Of course I support any measures that increase civic participation: democracy dies if it is only a passive spectator sport. And for that reason, I'm suspicious of voting by mail which makes casting a ballot such a solitary experience. This country experienced its highest percentage turnout of the potential electorate in the last decade of the 19th century. Those elections were rowdy civic festivities.

But Lepore pointed out that these hurly-burly contests were probably not something we would applaud today.

In fact, the secret ballot is a latecomer in American political culture. It isn't really adopted - the first presidential election where the secret ballot is the preponderant mode of voting is 1896, which is also the first presidential election where some is not killed on Election Day.

... So the whole idea of being a good citizen requires publicly exercising your franchise ... the government didn't supply a ballot. ... You'd basically [act] like a caucus. You'd go to the polling place and ... if you are voting for Smith, [you would] stand over here against the butcher's. And if you're in favor of Jones, stand over there down by the library. And that's how the votes were made. And the polls would be counted. ...poll means the top of your head, so people would count the tops of people's heads, and that's why it was called the polls.

So the call to reform public voting, or what was known as open voting, was super controversial ... Massachusetts was the first to do it. And they had this idea that the government would supply these envelopes... the party system got really strong, and newspapers were partisan, [so] the Republicans would print a ballot - like, a whole party ticket. It would be, like, we'll say it's red. And the democratic newspaper would print a blue party ticket. And so you'd go to the town hall - this is when oral voting had kind of been replaced by paper voting because people were literate. ... you'd have this giant, long sheet, like a railway ticket, like two-foot long. It would be brightly colored. And so people would try to prevent you from getting to the ballot box and casting your vote. The parties would hire these thugs to go down there. ... but people would die.

... [The secret ballot] was first passed in Massachusetts and New York in the 1880s. But then for years, the only other places that adopted the secret ballot - which is a written ballot supplied by the government to each voter - was the South after Reconstruction because it was a way to disenfranchise newly-enfranchised black men ... none of them knew how to read. I mean, they'd been, you know, raised in slavery, lived their entire lives as slaves on plantations. And so ... the real success of the secret ballot as a national political institution had to do with the disenfranchisement of black men.

If you could cut your ballot out of the newspaper, and you're going to vote a party ticket, and knew you wanted to vote Republican, and that ticket was going to be red, you didn't have to know how to read to vote. Immigrants could vote. Newly-enfranchised black men in the South could vote.

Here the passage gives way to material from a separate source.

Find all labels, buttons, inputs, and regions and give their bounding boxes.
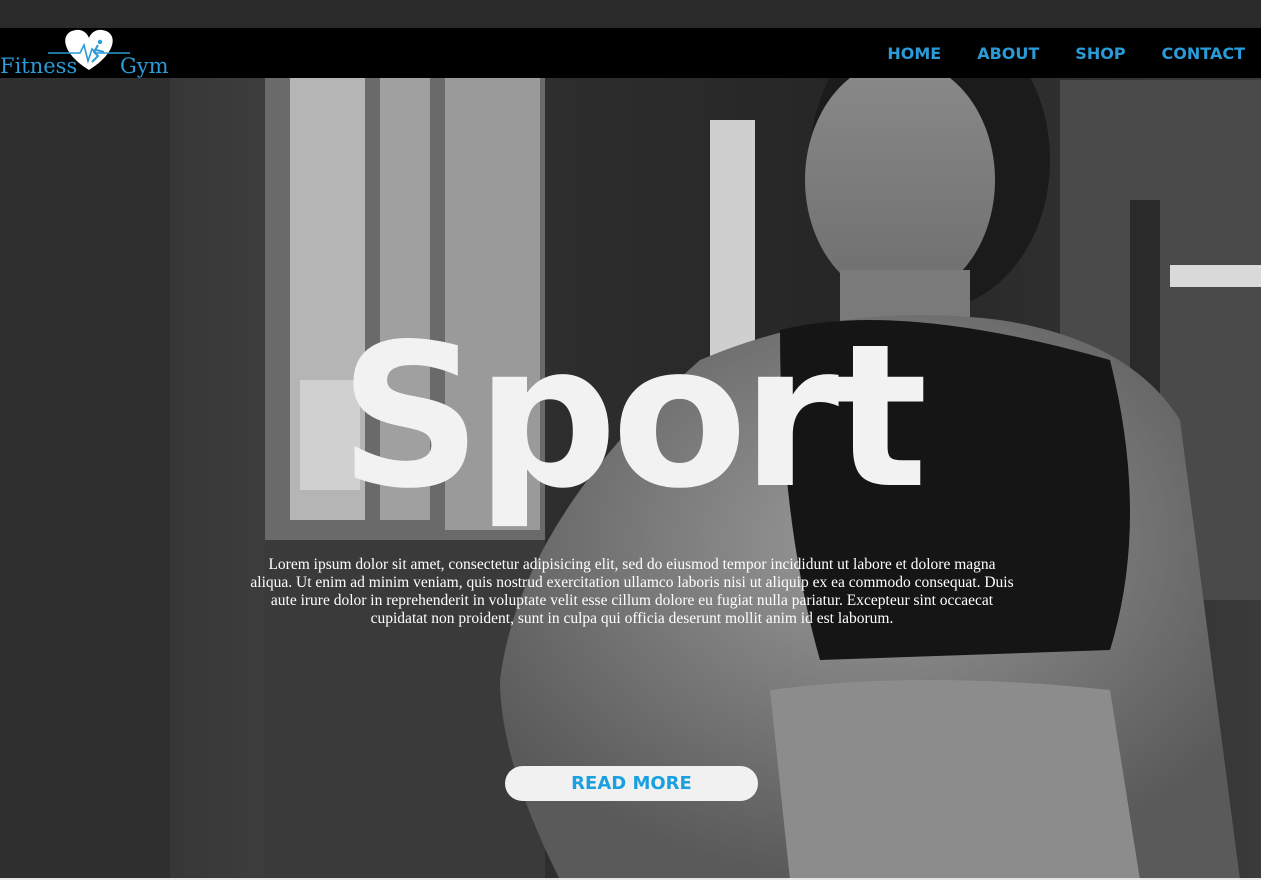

...But people in the North were like, hey, we don't really like when all those immigrants vote. And people in the South were like, we really don't want these black guys to vote... [S]o they ... colluded ... very much motivated by making it harder for people who were illiterate to vote. It's essentially a de facto literacy test. ... there [were] some counties in Virginia, I think it is, that in the 1890s they printed some regular ballots. But then they printed ballots in Gothic type - like, deep medieval Gothic type. And they give all those ballots to the black men. ...

You can read more about this history in Lepore's 2008 New Yorker article, Rock, Paper Scissors: How we used to vote.

3 comments:

Anonymous said...

You should review Farrakhan's generally accurate criticism of Clinton when considering the
black vote in the Sanders-Clinton contest.

Brandon said...

Interesting. Voting by mail shouldn't be the only option but it's great if you can't get to the polling place (if you're ill, disabled, or will be out of town). The secret ballot: No one but God and me will know for whom I vote, unless I tell people.

janinsanfran said...

Dear Anon: Black people and everyone else are confronted with inadequate choices to confront the Hair Force One thug. I'm a big believer in looking at the horror of it all -- and doing whatever I can to live to fight another day. And I'm at a damn sight less risk that many people, especially the young people.